Tunnels are the future, but a distant future

Much excitement was generated when news broke of two road tunnels being considered linking Thimphu to Paro or Wangdue.

Some were already thinking of the possibilities of working in Thimphu but living in either of the two dzonkhags.

However, not much progress has been made since the news broke.

It was eventually decided that the Thimphu-Wangdue tunnel makes more sense as it would shorten travel time to many more dzongkhags. A few aerial surveys were even carried out.

However, the obstacle is not the mountains or the young geology. It is budget. The costs of building a tunnel are astronomically higher when compared to roads.

There are several benefits to building tunnels, especially for a country like Bhutan. Travel time and costs can be dramatically cutdown. Landslides, a perennial plague every summer, and sometimes even in the winter, are avoided. The environment is not as affected as mountains are not scarred and  less trees are cut down.

Switzerland, which shares similar geography has fully utilised the use of tunnels for transportation and is reaping the benefits. We recognise the benefits.

But can we afford to go for tunnels when we can achieve close to the same results by building better roads?

Any driver would recognise that our existing national highways can be further improved with further investment. Measures are being pursued to improve them. A road masterplan does exists.

Some roads can be shortened further by eliminating bends which could shave travel time even further. Short rather than long tunnels, and bridges, can be utillised on certain roads especially when it could reduce an unnecessary detour.

More funds could also be invested in putting in place measures beyond retaining walls to slide proof roads.

It is also important to know that some of our communities are yet to be connected with motor roads and bringing roads to all communities should take precedence over connecting Thimphu with another route.

In the long run, when the country has funds, or if a donor country is willing to support the construction, then long road tunnels can be pursued. Imagine driving to Bumthang in an hour or two, or driving to Thimphu from Trashigang in the morning only to return in the evening. The cost savings on time, fuel, and other related expenditures will be significant. The environment too will benefit with less emissions.

1 reply
  1. irfan
    irfan says:

    Rats like to dig their way through holes…a big cat likes the comfort of natural mountain caves…fishes like to swim…and when most birds are known for their strengths in flying; the monkeys are the experts in climbing from trees to trees in the wild. Now before you all get angry to such a bad joke; let me assure you that I only want to point out that we as humans have mastered the art of maximising our strengths and minimising our weaknesses when it comes to travelling across endless water, air and land. So it’s an exciting news that we will be travelling through tunnels in future if everything goes as planned.

    Switzerland is mentioned here for their achievements in constructing world class tunnels. But when we discuss geography of Europe and natural disasters like earthquakes; Switzerland has a moderate earthquake hazard. The last major earthquake measuring 6 or above was recorded way back in 1946 near Sierre in Canton of Wallis.

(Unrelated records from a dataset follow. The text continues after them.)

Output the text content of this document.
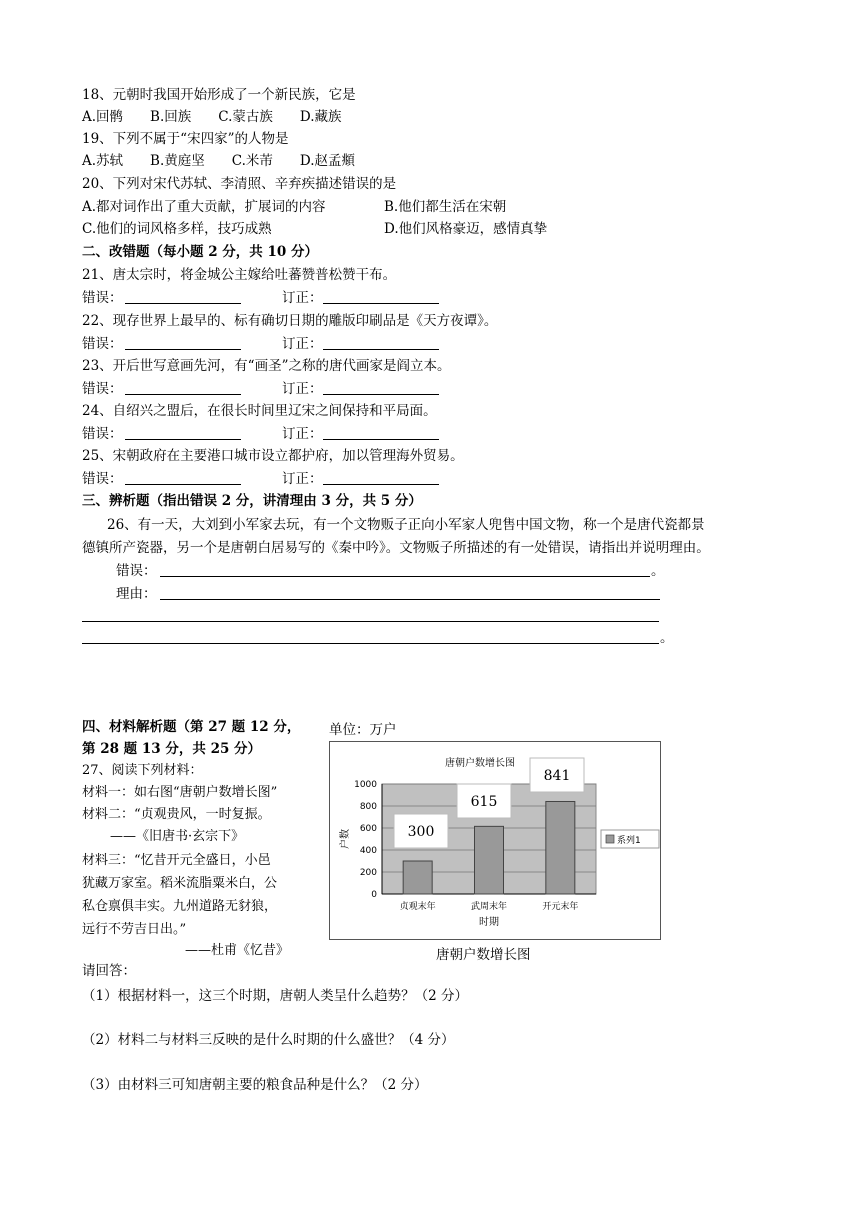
18、元朝时我国开始形成了一个新民族，它是
A.回鹘　　B.回族　　C.蒙古族　　D.藏族
19、下列不属于“宋四家”的人物是
A.苏轼　　B.黄庭坚　　C.米芾　　D.赵孟頫
20、下列对宋代苏轼、李清照、辛弃疾描述错误的是
A.都对词作出了重大贡献，扩展词的内容	B.他们都生活在宋朝
C.他们的词风格多样，技巧成熟	D.他们风格豪迈，感情真挚
二、改错题（每小题 2 分，共 10 分）
21、唐太宗时，将金城公主嫁给吐蕃赞普松赞干布。
错误：	订正：
22、现存世界上最早的、标有确切日期的雕版印刷品是《天方夜谭》。
错误：	订正：
23、开后世写意画先河，有“画圣”之称的唐代画家是阎立本。
错误：	订正：
24、自绍兴之盟后，在很长时间里辽宋之间保持和平局面。
错误：	订正：
25、宋朝政府在主要港口城市设立都护府，加以管理海外贸易。
错误：	订正：
三、辨析题（指出错误 2 分，讲清理由 3 分，共 5 分）
26、有一天，大刘到小军家去玩，有一个文物贩子正向小军家人兜售中国文物，称一个是唐代瓷都景
德镇所产瓷器，另一个是唐朝白居易写的《秦中吟》。文物贩子所描述的有一处错误，请指出并说明理由。
错误：	。
理由：
。
四、材料解析题（第 27 题 12 分，
第 28 题 13 分，共 25 分）
27、阅读下列材料：
材料一：如右图“唐朝户数增长图”
材料二：“贞观贵风，一时复振。
——《旧唐书·玄宗下》
材料三：“忆昔开元全盛日，小邑
犹藏万家室。稻米流脂粟米白，公
私仓禀俱丰实。九州道路无豺狼，
远行不劳吉日出。”
——杜甫《忆昔》
请回答：
单位：万户
唐朝户数增长图
0
200
400
600
800
1000
户数
贞观末年	武周末年	开元末年
300
615
841
时期
系列1
唐朝户数增长图
（1）根据材料一，这三个时期，唐朝人类呈什么趋势？（2 分）
（2）材料二与材料三反映的是什么时期的什么盛世？（4 分）
（3）由材料三可知唐朝主要的粮食品种是什么？（2 分）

As per information maintained on SED (Schweizerischer Erdbedendienst) website; most of the earthquakes recorded between 1975 and 2010 were measuring below 2.5 on the scale. The geography of Bhutan and the Himalayan region is very different. But this is true that use of bridges and short tunnels in our road construction is going to improve the overall highway network and its utility values. The design and architecture of such bridges will also be a significant factor and same is the matter with any future road tunnels.

    A healthy and constructive debate for road tunnels over the usual mountain highways is bound to become as intriguing as debating pros and cons of a Run-off-the-River hydro project against that of a large storage dam project in the given geography. Even in our hydro projects, we have all the head and tail race tunnels getting constructed. Economies of Scale always are not very cost friendly and if it’s hydro power generation, a lot will depend on availability of water head and flow of the river.

    When it comes to roads and construction of a future tunnel road, a lot will also depend on flow of traffic at that given point of time. And a tunnel road needs to be operated, maintained and serviced. Similar efforts can also be tried out in case of our usual mountain highways when maintenance brings financial challenges. A lot also gets talked about domestic air connectivity where innovative business models can be experimented for sustaining the airport infrastructure, if not the operation.

    But whenever we talk transportation and its related economies of scales or scopes; somewhere a few things never get addressed in the dark…the economics of opportunities and expectations.